Results and Discussion

Figure 1 shows example axial, sagittal and coronal 3D-EPI images at 0.65 mm resolution with features from the corresponding 3D-GRE acquisition overlayed in yellow. B₀–related distortion correction was not performed, as no obvious distortions were observed. Reducing the length of the echo train through segmentation reduces distortions and shifts in echo time, which could also potentially affect derived susceptibility values. In this work, an EPI factor of 13 (13 phase-encoding lines per shot) was a good compromise between acquisition time and a reduction in EPI artefacts. Susceptibility maps for the 0.8 mm and 0.65 mm resolution 3D-GRE and 3D-EPI scans are shown in Figures 2 and 3. The 3D-GRE QSM is visibly smoother, with higher SNR than the 3D-EPI as a result of the multi-echo acquisition and lower receiver bandwidth. However, the contrast of the maps and the ability to differentiate between anatomical structures are comparable across the sequences and increasing acceleration factors. This is further demonstrated in Figure 4, which shows the distribution of measured susceptibility values for five regions of interest. Given the difference in echo times for the 3D-GRE and 3D-EPI acquisitions, some variation in susceptibility values can be expected¹⁰. For the 3D-GRE acquisitions, TR, and as a result TE, was kept as short as possible to avoid acquisition times longer than 12 minutes. The 3D-EPI sequence could achieve a shorter TE than the one used here, for example 15 to 20 ms, by increasing the number of shots (decreasing the EPI factor) with a cost to total acquisition time, or by employing partial Fourier in the ky direction. Despite the variations in TE, the susceptibility distributions are comparable across the sequences, and are comparable to values previously reported in the literature^5,6. The spread of values for each region was typically larger for the 3D-EPI sequences than the 3D-GRE, but did not always increase with increasing acceleration factor.

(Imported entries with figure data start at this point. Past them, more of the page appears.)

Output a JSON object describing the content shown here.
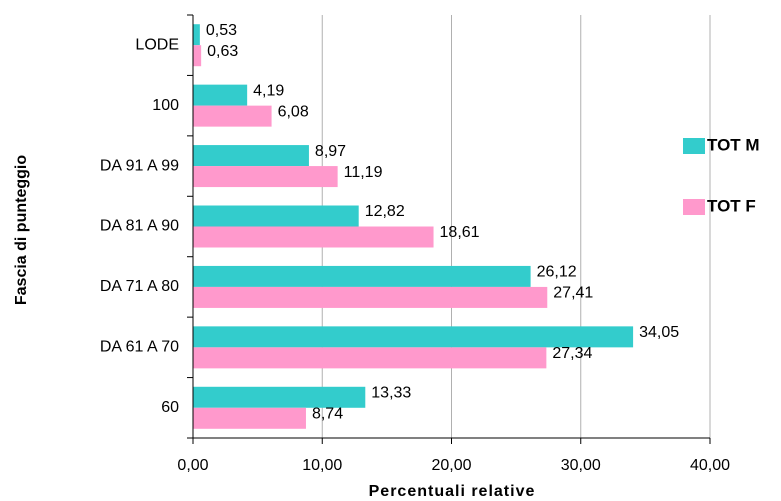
{
  "chart_data": {
    "type": "bar",
    "orientation": "horizontal",
    "xlabel": "Percentuali relative",
    "ylabel": "Fascia di punteggio",
    "categories": [
      "LODE",
      "100",
      "DA  91 A  99",
      "DA  81 A  90",
      "DA  71 A   80",
      "DA  61 A  70",
      "60"
    ],
    "series": [
      {
        "name": "TOT M",
        "color": "#33cccc",
        "values": [
          0.53,
          4.19,
          8.97,
          12.82,
          26.12,
          34.05,
          13.33
        ],
        "value_labels": [
          "0,53",
          "4,19",
          "8,97",
          "12,82",
          "26,12",
          "34,05",
          "13,33"
        ]
      },
      {
        "name": "TOT F",
        "color": "#ff99cc",
        "values": [
          0.63,
          6.08,
          11.19,
          18.61,
          27.41,
          27.34,
          8.74
        ],
        "value_labels": [
          "0,63",
          "6,08",
          "11,19",
          "18,61",
          "27,41",
          "27,34",
          "8,74"
        ]
      }
    ],
    "xlim": [
      0,
      40
    ],
    "xticks": [
      {
        "value": 0,
        "label": "0,00"
      },
      {
        "value": 10,
        "label": "10,00"
      },
      {
        "value": 20,
        "label": "20,00"
      },
      {
        "value": 30,
        "label": "30,00"
      },
      {
        "value": 40,
        "label": "40,00"
      }
    ],
    "grid": true,
    "legend": "right"
  }
}
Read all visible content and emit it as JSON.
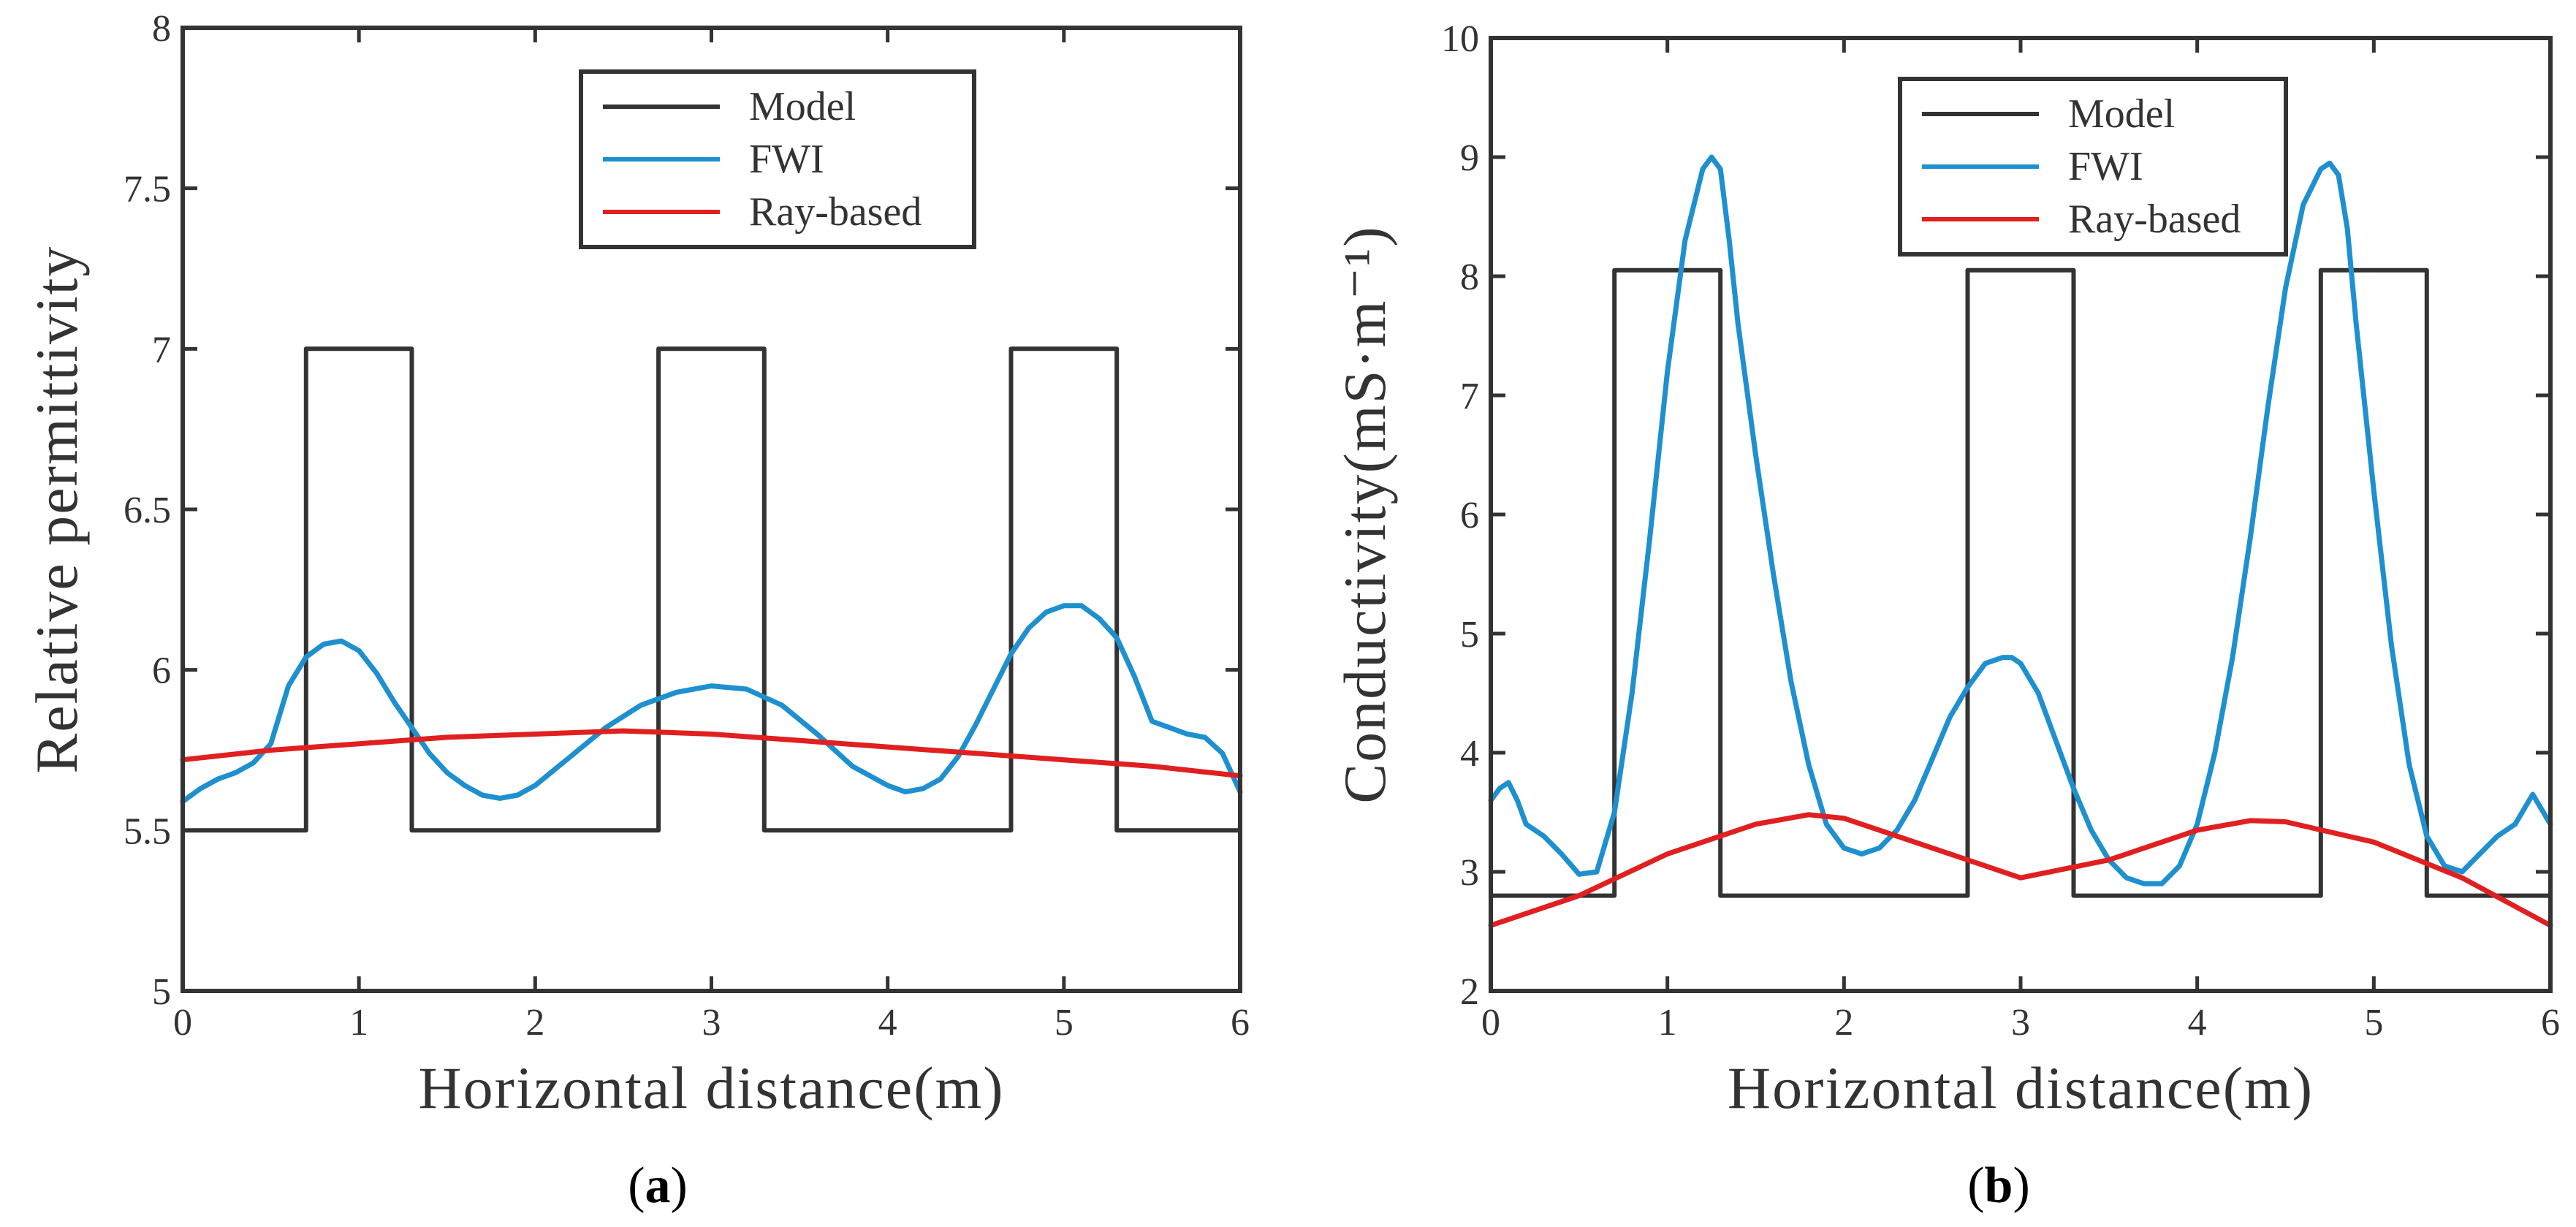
{
  "chart_data": [
    {
      "type": "line",
      "panel_label": "a",
      "xlabel": "Horizontal distance(m)",
      "ylabel": "Relative permittivity",
      "xlim": [
        0,
        6
      ],
      "ylim": [
        5,
        8
      ],
      "xticks": [
        0,
        1,
        2,
        3,
        4,
        5,
        6
      ],
      "yticks": [
        5,
        5.5,
        6,
        6.5,
        7,
        7.5,
        8
      ],
      "xtick_labels": [
        "0",
        "1",
        "2",
        "3",
        "4",
        "5",
        "6"
      ],
      "ytick_labels": [
        "5",
        "5.5",
        "6",
        "6.5",
        "7",
        "7.5",
        "8"
      ],
      "legend_position": "top-center",
      "series": [
        {
          "name": "Model",
          "color": "#333333",
          "x": [
            0,
            0.7,
            0.7,
            1.3,
            1.3,
            2.7,
            2.7,
            3.3,
            3.3,
            4.7,
            4.7,
            5.3,
            5.3,
            6
          ],
          "y": [
            5.5,
            5.5,
            7,
            7,
            5.5,
            5.5,
            7,
            7,
            5.5,
            5.5,
            7,
            7,
            5.5,
            5.5
          ]
        },
        {
          "name": "FWI",
          "color": "#1e90d0",
          "x": [
            0,
            0.1,
            0.2,
            0.3,
            0.4,
            0.5,
            0.6,
            0.7,
            0.8,
            0.9,
            1.0,
            1.1,
            1.2,
            1.3,
            1.4,
            1.5,
            1.6,
            1.7,
            1.8,
            1.9,
            2.0,
            2.2,
            2.4,
            2.6,
            2.8,
            3.0,
            3.2,
            3.4,
            3.6,
            3.8,
            4.0,
            4.1,
            4.2,
            4.3,
            4.4,
            4.5,
            4.6,
            4.7,
            4.8,
            4.9,
            5.0,
            5.1,
            5.2,
            5.3,
            5.4,
            5.5,
            5.6,
            5.7,
            5.8,
            5.9,
            6.0
          ],
          "y": [
            5.59,
            5.63,
            5.66,
            5.68,
            5.71,
            5.77,
            5.95,
            6.04,
            6.08,
            6.09,
            6.06,
            5.99,
            5.9,
            5.82,
            5.74,
            5.68,
            5.64,
            5.61,
            5.6,
            5.61,
            5.64,
            5.73,
            5.82,
            5.89,
            5.93,
            5.95,
            5.94,
            5.89,
            5.8,
            5.7,
            5.64,
            5.62,
            5.63,
            5.66,
            5.73,
            5.83,
            5.94,
            6.05,
            6.13,
            6.18,
            6.2,
            6.2,
            6.16,
            6.1,
            5.98,
            5.84,
            5.82,
            5.8,
            5.79,
            5.74,
            5.62
          ]
        },
        {
          "name": "Ray-based",
          "color": "#e02020",
          "x": [
            0,
            0.5,
            1.0,
            1.5,
            2.0,
            2.5,
            3.0,
            3.5,
            4.0,
            4.5,
            5.0,
            5.5,
            6.0
          ],
          "y": [
            5.72,
            5.75,
            5.77,
            5.79,
            5.8,
            5.81,
            5.8,
            5.78,
            5.76,
            5.74,
            5.72,
            5.7,
            5.67
          ]
        }
      ]
    },
    {
      "type": "line",
      "panel_label": "b",
      "xlabel": "Horizontal distance(m)",
      "ylabel": "Conductivity(mS·m⁻¹)",
      "xlim": [
        0,
        6
      ],
      "ylim": [
        2,
        10
      ],
      "xticks": [
        0,
        1,
        2,
        3,
        4,
        5,
        6
      ],
      "yticks": [
        2,
        3,
        4,
        5,
        6,
        7,
        8,
        9,
        10
      ],
      "xtick_labels": [
        "0",
        "1",
        "2",
        "3",
        "4",
        "5",
        "6"
      ],
      "ytick_labels": [
        "2",
        "3",
        "4",
        "5",
        "6",
        "7",
        "8",
        "9",
        "10"
      ],
      "legend_position": "top-center",
      "series": [
        {
          "name": "Model",
          "color": "#333333",
          "x": [
            0,
            0.7,
            0.7,
            1.3,
            1.3,
            2.7,
            2.7,
            3.3,
            3.3,
            4.7,
            4.7,
            5.3,
            5.3,
            6
          ],
          "y": [
            2.8,
            2.8,
            8.05,
            8.05,
            2.8,
            2.8,
            8.05,
            8.05,
            2.8,
            2.8,
            8.05,
            8.05,
            2.8,
            2.8
          ]
        },
        {
          "name": "FWI",
          "color": "#1e90d0",
          "x": [
            0,
            0.05,
            0.1,
            0.15,
            0.2,
            0.3,
            0.4,
            0.5,
            0.6,
            0.7,
            0.8,
            0.9,
            1.0,
            1.1,
            1.2,
            1.25,
            1.3,
            1.35,
            1.4,
            1.5,
            1.6,
            1.7,
            1.8,
            1.9,
            2.0,
            2.1,
            2.2,
            2.3,
            2.4,
            2.5,
            2.6,
            2.7,
            2.8,
            2.9,
            2.95,
            3.0,
            3.1,
            3.2,
            3.3,
            3.4,
            3.5,
            3.6,
            3.7,
            3.8,
            3.9,
            4.0,
            4.1,
            4.2,
            4.3,
            4.4,
            4.5,
            4.6,
            4.7,
            4.75,
            4.8,
            4.85,
            4.9,
            5.0,
            5.1,
            5.2,
            5.3,
            5.4,
            5.5,
            5.6,
            5.7,
            5.8,
            5.9,
            6.0
          ],
          "y": [
            3.6,
            3.7,
            3.75,
            3.6,
            3.4,
            3.3,
            3.15,
            2.98,
            3.0,
            3.5,
            4.5,
            5.8,
            7.2,
            8.3,
            8.9,
            9.0,
            8.9,
            8.3,
            7.6,
            6.5,
            5.5,
            4.6,
            3.9,
            3.4,
            3.2,
            3.15,
            3.2,
            3.35,
            3.6,
            3.95,
            4.3,
            4.55,
            4.75,
            4.8,
            4.8,
            4.75,
            4.5,
            4.1,
            3.7,
            3.35,
            3.1,
            2.95,
            2.9,
            2.9,
            3.05,
            3.4,
            4.0,
            4.8,
            5.8,
            6.9,
            7.9,
            8.6,
            8.9,
            8.95,
            8.85,
            8.4,
            7.6,
            6.2,
            4.9,
            3.9,
            3.3,
            3.05,
            3.0,
            3.15,
            3.3,
            3.4,
            3.65,
            3.4
          ]
        },
        {
          "name": "Ray-based",
          "color": "#e02020",
          "x": [
            0,
            0.5,
            1.0,
            1.5,
            1.8,
            2.0,
            2.5,
            3.0,
            3.5,
            4.0,
            4.3,
            4.5,
            5.0,
            5.5,
            6.0
          ],
          "y": [
            2.55,
            2.8,
            3.15,
            3.4,
            3.48,
            3.45,
            3.2,
            2.95,
            3.1,
            3.35,
            3.43,
            3.42,
            3.25,
            2.95,
            2.55
          ]
        }
      ]
    }
  ]
}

The difference in spread of values across the sequences may be a result of the lower SNR in the 3D-EPI acquisitions, or the different TE. Future work will focus on evaluating the reduced sensitivity to motion of the 3D-EPI sequence.

Conclusion

We have demonstrated that the multi-shot 3D-EPI sequence with 2D CAIPIRINHA acceleration presented here can produce high-quality susceptibility maps at 3 T with minimal blurring and distortion at 0.8 mm and 0.65 mm isotropic resolution in 57 and 87 seconds, respectively. Multi-echo 3D-GRE sequences producing similar QSMs required up to a 9-fold increase in acquisition time.

Acknowledgements

This research was funded by the Australian Government through the Australian Research Council (project number IC170100035). SB acknowledges funding from the NHMRC-NIH BRAIN Initiative Collaborative Research Grant APP1117020, NIH grant 1R01MH111419.